Is that possible to combine Newton's method to Image Classification?


Hi I'm new to the field of machine learning and now my first challenge is to increase the accuracy of Image Classification based on Dog and Cat Image Classification. So I searched on Google to find ways to do that and I found Newton's method. However it says it enormous and unlikely possible to use in general. In my case, I only use about 1600 images for 7 class.so I thought maybe(I don't know) it's possible.

What do you think about ? Is that possible in my case ?

I have no idea about machine learning and it's algorithm so it would be helpful if you give me some advice.


Solution

  • Well Newton's method is generally not used for optimization due to various reasons, gradient descent is used for the optimization and it has proven to show very good outputs. Well why newton's method is not used , you can find the reason here.
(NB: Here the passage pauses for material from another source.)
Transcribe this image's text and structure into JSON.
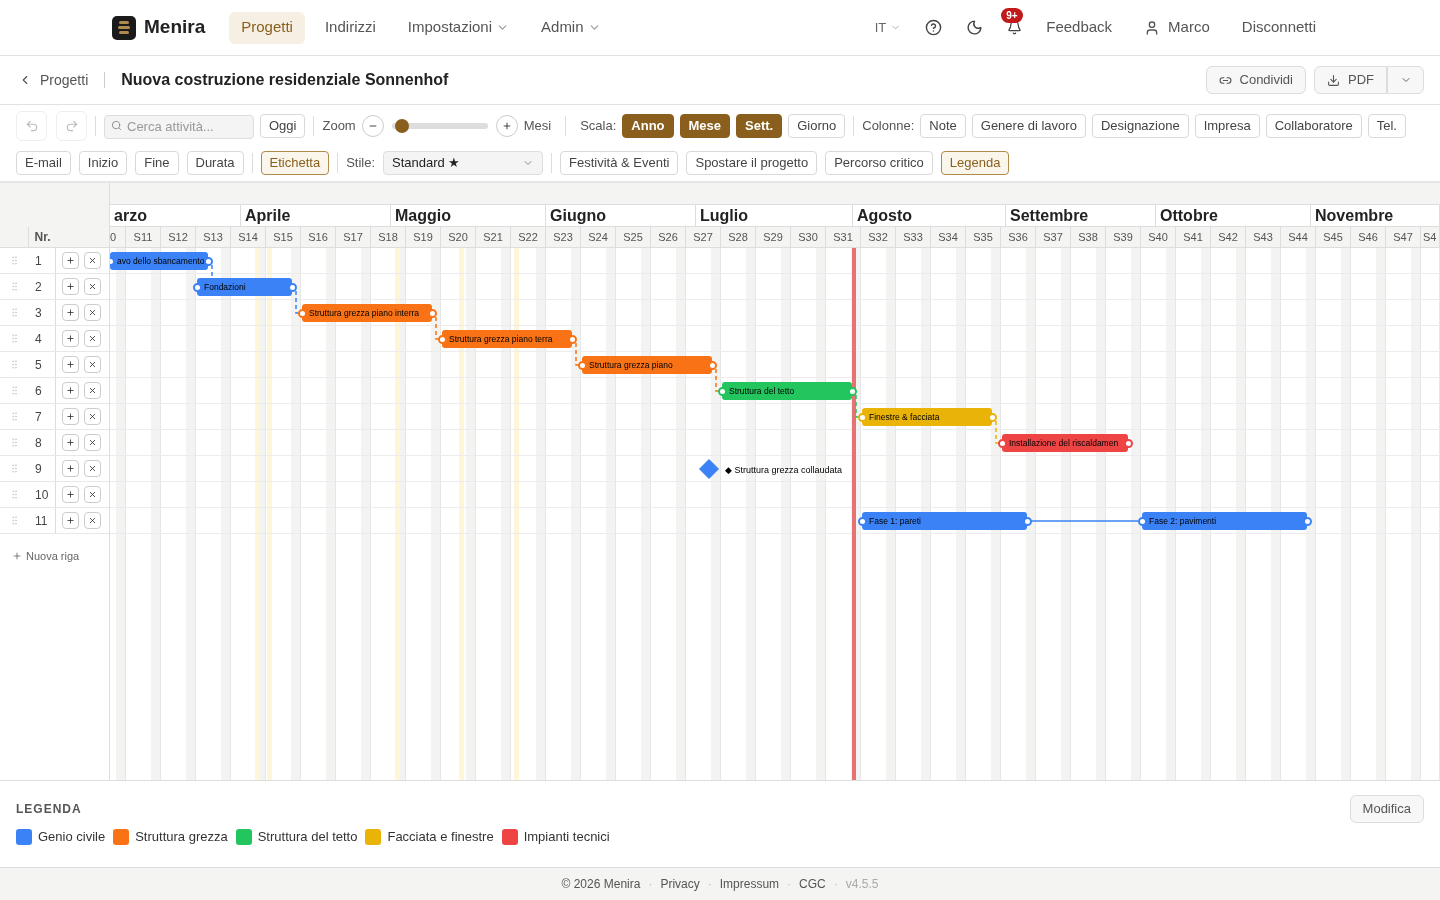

    Image classification comes under computer vision tasks and it has attained state-of-the-art results using Deep Learning (Neural Networks) which is a part of Machine Learning.

    Well, your task is to increase the accuracy of the image classification model. So I am assuming that you are using any Deep Learning model, in order to increase its accuracy, you have look into the data first and then into the model. I meant to say first increase the quality of data and if you don't get the results , then you should look into the model..

    INCREASE DATA QUALITY

    • Check whether your data is balanced or not. I mean you have 7 classes and total 1600 images , so make sure that there is no inequality in the distribution of images among the 7 classes.
    • e.g. if one class have 60% data and rest of the 40% is divided into the other classes, then your data is highly imbalanced.
    • In this case , you can use Data Augmentation for the classes having less samples. Data Augmentation techniques include, cropping, blurring, adding jitter, salt and paper noise, sharpening etc.

    INCREASE MODEL ACCURACY

    • try changing your optimization algorithm (Adam, SGD etc.)
    • try changing your learning rate for the optimization algorithm.
    • apply batch normalization
    • add dropout layers.

    BEST SOLUTION - use transfer learning that is using any pretrained model like ResNet, Inception, Xception etc. with Adam optimizer.